When we last discussed this band, we took a long look at their debut, Sojourners, hailing it as a fantastic journey through the ominous, where one cannot help but be mentally transported to a darkened withering wilderness, where all life fades, but where new life readily emerges in the wake of great decay. Mavradoxa’s latest musical triumph, Lethean Lament is the perfect followup to its predecessor in this regard- taking an even longer and more in depth look into these themes and emotional conveyances. With certain tracks ranging from 11 minutes to almost 18 minutes in length, there’s never a moment on this release where avid listeners of this genre will feel cheated or misled. In all truthfulness, if you are one that enjoys getting lost in music such as this, then this will be a very important album for you.
Lethean Lament kicks off with “Cicadan”- a pleasant almost 4 minute introduction to the record. Our journey begins with soothing acoustic guitars, along with a classical string arrangement that’s perfectly designed for the waters you are about to tread. Fans of Tristania during the Beyond the Veil era will especially appreciate this.
Track 2, “The Phantom Visages”, presents a nice slow, dragged out progression of thunderous chord progressions and drums, tasteful guitar harmonies, and great harsh vocals in the higher register (textbook black metal rasps). Both the tempos and note spacing on this track are great noteworthy choices by the band- really allowing the music to breathe easily as the album truly begins.
Track 3, “Crimson Waves of Autumnal Flame” was the first “single” I heard from this album. I’m putting “single” in quotes because the song is nearly 18 minutes long. During those 18 minutes, the listener is treated to an amazing variety of instrumentation and vibes. “Crimson Waves” hits you with such a spread of emotion, that it could easily be an EP all its own. The dynamics transpiring between the acoustic guitars, electric clean/distorted guitars, clean vocals, harsh vocals and the rhythm section are admirable to say the least. I plan on listening to both this album and Sojourners a lot once the autumn season returns. In my humble opinion, Mavradoxa is one of the few bands of this genre I’ve heard, that truly capture the essence of the natural world and the changing of seasons through their music.
Throughout this entire record, guitarist/vocalist “Nival”‘s lead guitar melodies are by far the driving hooks that set Mavradoxa apart from the pack.

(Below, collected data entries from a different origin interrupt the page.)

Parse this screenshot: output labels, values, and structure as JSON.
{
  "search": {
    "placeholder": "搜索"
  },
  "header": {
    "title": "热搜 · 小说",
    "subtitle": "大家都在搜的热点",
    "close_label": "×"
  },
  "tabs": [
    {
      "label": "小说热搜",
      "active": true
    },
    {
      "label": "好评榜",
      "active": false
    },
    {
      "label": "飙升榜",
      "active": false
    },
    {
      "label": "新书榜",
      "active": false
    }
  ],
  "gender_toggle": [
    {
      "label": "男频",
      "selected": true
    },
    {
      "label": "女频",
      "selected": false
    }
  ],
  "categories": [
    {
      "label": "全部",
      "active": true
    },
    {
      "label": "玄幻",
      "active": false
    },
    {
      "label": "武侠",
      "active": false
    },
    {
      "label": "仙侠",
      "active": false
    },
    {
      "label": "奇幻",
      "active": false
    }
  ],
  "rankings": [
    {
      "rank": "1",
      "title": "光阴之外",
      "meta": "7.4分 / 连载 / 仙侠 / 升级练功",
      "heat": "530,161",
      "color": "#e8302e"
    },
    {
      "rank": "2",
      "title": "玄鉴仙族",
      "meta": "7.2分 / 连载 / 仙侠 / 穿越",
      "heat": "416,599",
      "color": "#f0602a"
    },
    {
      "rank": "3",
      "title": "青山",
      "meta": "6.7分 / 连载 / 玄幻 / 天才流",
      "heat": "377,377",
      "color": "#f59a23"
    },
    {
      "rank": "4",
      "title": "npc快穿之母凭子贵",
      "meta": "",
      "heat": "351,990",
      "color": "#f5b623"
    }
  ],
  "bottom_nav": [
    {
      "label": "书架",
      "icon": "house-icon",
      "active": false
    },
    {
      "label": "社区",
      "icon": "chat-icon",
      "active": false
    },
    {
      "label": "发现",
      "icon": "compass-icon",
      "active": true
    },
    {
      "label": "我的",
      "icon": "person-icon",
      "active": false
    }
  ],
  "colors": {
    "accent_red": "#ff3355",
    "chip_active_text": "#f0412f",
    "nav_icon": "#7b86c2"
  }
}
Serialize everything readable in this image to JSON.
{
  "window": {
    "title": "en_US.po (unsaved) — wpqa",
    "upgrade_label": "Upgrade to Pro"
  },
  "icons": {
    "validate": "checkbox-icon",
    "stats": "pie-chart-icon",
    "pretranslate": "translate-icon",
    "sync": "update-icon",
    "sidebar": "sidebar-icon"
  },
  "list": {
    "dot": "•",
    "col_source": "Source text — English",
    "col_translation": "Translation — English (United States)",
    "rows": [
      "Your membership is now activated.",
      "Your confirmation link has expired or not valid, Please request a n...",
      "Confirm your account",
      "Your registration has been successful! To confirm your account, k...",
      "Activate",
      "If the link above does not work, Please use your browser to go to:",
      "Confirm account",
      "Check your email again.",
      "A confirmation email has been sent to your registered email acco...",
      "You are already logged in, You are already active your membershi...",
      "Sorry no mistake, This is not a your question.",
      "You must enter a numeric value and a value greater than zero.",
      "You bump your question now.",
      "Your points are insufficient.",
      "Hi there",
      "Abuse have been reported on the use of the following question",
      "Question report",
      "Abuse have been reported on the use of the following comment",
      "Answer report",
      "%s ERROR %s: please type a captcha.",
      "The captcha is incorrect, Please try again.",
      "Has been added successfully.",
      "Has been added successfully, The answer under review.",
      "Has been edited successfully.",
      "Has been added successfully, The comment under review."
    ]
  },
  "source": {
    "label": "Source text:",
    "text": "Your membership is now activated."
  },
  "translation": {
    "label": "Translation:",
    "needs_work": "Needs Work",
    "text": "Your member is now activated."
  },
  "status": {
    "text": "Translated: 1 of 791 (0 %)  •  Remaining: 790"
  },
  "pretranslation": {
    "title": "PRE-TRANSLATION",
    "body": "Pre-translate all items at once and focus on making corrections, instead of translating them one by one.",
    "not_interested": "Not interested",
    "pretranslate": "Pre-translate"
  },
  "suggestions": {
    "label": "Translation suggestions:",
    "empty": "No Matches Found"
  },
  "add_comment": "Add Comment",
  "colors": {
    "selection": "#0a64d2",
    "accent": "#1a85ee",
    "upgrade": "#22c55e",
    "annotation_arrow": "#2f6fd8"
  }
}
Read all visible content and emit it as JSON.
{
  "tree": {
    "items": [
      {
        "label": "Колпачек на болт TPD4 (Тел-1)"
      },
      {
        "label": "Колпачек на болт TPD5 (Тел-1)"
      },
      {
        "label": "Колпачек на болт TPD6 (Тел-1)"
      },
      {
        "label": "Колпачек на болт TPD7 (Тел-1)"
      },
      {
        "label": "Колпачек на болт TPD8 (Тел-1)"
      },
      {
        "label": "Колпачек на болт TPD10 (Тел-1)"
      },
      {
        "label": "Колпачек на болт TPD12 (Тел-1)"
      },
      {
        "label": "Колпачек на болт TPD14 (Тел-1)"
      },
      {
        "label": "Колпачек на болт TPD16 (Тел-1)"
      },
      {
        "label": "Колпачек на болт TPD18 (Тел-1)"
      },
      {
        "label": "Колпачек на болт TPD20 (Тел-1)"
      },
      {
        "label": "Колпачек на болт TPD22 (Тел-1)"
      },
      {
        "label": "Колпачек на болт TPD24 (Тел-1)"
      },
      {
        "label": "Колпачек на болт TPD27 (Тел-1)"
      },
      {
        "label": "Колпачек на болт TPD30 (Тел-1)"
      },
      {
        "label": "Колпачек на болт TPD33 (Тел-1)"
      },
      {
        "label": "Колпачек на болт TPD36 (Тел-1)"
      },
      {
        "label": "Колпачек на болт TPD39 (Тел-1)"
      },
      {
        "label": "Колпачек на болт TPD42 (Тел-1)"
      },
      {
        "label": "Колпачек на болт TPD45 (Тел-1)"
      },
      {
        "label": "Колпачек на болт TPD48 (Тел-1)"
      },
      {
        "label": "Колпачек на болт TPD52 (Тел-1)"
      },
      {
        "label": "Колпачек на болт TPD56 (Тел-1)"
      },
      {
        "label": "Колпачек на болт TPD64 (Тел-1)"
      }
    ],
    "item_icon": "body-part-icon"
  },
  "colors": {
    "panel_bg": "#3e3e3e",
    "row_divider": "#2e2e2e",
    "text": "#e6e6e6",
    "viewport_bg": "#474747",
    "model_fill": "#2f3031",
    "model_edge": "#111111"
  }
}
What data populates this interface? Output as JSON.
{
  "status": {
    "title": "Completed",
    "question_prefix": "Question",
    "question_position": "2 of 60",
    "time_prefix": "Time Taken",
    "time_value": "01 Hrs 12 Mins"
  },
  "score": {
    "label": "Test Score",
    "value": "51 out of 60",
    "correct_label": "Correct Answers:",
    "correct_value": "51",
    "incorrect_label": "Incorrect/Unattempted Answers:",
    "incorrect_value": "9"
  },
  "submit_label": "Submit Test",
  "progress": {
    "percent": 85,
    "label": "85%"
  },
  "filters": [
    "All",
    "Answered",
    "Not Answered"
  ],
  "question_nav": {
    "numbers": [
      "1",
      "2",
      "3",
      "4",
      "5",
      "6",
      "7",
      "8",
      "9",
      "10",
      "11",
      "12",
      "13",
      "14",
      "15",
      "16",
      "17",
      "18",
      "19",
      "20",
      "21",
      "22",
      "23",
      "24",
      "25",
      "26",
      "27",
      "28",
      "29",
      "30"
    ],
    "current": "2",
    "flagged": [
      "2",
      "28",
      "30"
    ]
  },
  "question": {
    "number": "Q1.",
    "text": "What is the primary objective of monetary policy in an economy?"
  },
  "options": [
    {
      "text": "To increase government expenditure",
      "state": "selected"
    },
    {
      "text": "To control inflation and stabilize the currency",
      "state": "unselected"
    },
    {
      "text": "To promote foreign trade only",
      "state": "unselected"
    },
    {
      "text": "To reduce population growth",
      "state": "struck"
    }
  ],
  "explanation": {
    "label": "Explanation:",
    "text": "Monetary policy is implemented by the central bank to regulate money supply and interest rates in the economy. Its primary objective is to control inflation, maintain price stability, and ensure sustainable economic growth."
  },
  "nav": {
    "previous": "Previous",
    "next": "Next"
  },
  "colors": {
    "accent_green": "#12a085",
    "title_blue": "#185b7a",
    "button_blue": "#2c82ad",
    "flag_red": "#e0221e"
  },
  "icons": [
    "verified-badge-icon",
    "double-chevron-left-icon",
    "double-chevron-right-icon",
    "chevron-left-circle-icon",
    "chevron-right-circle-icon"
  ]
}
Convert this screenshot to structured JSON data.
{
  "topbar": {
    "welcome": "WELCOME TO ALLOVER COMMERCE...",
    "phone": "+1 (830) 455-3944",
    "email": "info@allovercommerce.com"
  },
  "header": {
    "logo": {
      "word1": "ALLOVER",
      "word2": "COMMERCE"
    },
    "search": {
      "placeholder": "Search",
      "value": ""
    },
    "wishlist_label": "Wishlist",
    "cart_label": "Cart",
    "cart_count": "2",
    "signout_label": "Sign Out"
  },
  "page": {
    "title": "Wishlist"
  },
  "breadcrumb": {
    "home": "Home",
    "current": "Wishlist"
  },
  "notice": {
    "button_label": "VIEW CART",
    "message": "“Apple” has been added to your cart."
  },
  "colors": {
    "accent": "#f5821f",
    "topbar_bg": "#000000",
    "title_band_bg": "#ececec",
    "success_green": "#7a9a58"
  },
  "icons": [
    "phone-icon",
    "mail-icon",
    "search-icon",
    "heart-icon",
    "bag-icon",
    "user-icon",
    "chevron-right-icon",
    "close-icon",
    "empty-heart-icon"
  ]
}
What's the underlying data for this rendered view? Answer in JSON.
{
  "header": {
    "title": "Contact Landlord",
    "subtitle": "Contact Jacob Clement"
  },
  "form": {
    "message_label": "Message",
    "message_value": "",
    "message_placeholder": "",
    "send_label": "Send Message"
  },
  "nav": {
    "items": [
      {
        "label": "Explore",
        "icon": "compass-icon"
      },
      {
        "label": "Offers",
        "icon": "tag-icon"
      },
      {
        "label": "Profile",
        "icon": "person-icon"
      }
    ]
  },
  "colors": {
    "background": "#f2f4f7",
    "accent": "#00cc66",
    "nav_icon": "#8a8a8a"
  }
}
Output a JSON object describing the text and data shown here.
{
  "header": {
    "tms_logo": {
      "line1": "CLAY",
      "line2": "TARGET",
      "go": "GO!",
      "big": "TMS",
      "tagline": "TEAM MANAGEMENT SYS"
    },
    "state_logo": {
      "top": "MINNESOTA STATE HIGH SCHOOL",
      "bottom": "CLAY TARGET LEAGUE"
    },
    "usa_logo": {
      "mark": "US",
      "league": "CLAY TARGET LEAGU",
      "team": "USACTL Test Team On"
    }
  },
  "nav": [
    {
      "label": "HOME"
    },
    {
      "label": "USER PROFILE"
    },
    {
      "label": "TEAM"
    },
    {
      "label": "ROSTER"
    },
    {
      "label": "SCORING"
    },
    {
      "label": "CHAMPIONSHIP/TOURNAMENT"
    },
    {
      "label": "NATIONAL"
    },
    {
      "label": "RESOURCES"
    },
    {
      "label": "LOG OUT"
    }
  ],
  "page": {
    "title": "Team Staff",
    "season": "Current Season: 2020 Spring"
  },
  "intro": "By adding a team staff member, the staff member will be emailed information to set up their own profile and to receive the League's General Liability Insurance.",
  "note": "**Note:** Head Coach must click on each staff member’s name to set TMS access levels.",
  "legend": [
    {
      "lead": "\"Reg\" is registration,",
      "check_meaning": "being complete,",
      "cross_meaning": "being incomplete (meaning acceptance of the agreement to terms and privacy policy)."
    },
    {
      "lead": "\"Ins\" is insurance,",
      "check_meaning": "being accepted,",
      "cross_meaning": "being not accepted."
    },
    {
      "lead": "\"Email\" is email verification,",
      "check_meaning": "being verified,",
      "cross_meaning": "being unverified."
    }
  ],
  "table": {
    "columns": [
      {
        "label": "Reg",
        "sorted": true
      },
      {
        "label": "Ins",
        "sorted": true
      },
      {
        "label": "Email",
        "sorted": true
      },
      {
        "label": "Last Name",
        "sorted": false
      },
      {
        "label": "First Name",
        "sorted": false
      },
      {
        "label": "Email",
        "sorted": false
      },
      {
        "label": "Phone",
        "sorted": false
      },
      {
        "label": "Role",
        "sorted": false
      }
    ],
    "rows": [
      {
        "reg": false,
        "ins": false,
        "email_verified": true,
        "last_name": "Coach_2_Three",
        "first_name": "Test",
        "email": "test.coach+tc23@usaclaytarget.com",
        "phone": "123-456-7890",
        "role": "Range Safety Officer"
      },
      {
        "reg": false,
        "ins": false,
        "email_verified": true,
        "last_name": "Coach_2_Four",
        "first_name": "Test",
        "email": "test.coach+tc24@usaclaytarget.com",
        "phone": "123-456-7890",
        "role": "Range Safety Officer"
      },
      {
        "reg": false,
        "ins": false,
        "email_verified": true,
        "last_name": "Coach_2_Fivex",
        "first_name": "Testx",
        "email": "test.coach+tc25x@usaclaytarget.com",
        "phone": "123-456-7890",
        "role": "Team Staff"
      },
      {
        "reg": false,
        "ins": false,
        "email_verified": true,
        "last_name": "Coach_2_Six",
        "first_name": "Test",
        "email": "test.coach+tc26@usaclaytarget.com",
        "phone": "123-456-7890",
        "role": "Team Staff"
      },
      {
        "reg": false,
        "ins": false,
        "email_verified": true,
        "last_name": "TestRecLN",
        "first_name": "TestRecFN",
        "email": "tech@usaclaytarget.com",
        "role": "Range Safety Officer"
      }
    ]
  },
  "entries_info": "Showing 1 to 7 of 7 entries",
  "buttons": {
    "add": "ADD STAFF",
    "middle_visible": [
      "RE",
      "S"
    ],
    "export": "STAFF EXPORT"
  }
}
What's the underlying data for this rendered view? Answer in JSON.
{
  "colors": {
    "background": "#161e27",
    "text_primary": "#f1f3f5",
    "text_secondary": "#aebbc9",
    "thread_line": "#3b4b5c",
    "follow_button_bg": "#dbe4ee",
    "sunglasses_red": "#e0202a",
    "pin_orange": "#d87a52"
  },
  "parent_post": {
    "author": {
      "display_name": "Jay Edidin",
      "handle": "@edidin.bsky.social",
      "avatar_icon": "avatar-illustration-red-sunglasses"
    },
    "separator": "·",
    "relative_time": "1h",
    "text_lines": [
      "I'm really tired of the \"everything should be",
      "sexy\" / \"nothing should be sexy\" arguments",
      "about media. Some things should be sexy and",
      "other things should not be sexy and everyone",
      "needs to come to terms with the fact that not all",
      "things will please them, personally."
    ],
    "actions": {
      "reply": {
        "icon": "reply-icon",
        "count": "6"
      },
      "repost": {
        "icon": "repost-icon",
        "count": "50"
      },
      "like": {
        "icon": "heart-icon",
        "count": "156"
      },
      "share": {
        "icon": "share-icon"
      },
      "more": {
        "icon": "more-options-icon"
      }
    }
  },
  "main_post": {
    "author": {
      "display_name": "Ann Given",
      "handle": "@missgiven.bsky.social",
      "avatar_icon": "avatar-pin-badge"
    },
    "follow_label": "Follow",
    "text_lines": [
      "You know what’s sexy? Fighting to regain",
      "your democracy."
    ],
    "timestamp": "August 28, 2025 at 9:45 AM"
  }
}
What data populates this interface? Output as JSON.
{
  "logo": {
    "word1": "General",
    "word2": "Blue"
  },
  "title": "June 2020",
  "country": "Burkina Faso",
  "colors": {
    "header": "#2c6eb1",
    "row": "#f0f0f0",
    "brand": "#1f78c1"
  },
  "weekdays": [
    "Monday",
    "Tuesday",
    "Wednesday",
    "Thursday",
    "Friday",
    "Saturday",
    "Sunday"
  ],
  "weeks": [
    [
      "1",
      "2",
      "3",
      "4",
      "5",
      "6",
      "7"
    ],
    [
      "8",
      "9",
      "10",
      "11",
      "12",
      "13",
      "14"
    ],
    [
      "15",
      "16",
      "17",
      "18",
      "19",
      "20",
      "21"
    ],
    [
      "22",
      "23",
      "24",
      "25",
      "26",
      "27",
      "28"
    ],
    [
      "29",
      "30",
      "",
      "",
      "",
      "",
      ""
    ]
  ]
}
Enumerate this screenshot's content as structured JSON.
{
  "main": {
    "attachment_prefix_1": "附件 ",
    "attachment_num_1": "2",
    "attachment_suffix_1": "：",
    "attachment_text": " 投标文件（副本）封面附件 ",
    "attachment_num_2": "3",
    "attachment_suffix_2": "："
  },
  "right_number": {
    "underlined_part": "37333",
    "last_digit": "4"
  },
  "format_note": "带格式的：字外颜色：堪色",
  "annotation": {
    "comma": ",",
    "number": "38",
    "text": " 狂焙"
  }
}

Typically, when listening to bands like this (and Mavradoxa even lists a few of these as influences), people often bring up Agalloch, Obsidian Tongue or on the more extreme end of the spectrum, Dissection or Wolves in the Throne Room. However, when it comes to Mavradoxa, I can’t stop comparing them to older Tristania. So many of this band’s sad sounding chord progressions, catchy epic leads and overall song structures take me back to Tristania’s earlier years in Norway, back in the late ’90s/early 2000s- the albums Beyond the Veil and World of Glass specifically, if anyone is familiar.
Lethean Lament is also a great album for tasteful guitar effects. Track 4, “Across the Nival Grove” has some great chorus/reverb/delay in the intro, paving the way for another strong drum performance by “Lux”, accompanied by some of the heaviest riffs on the album. The clean/harsh vocal ranges within this band are tremendous and need ultimate recognition. Many people write off black metal as a one trick pony when it comes to vocals. Mavradoxa once again set themselves apart from the pack in this regard.
Track 5, “From Fog”, sets up a big finish for the album, with some aggressive harmonized tremolo picking in the intro, raising the bar tempo wise, then proceeds with 10-11 minutes of more of the band’s overall delightful talents you will have come to expect by this point. The catchy trems are what make this song and really prepare the listener for an epic album conclusion.
Finally, we’ve come to “Metanoia”- a mere 2 minute outro. This is another triumph in and of itself, taking us out of the album with beautifully layered clean guitars. I’d like to think this is the band’s way of saying, “If you liked this, just wait for the next album.”
So, there you have it. Lethean Lament is yet another victory for our local metal scene, as well as this entire genre in general. Take a listen to “Crimson Waves of Autumnal Flame” below, if you don’t believe me. Yes, it’s worth 18 minutes of your life.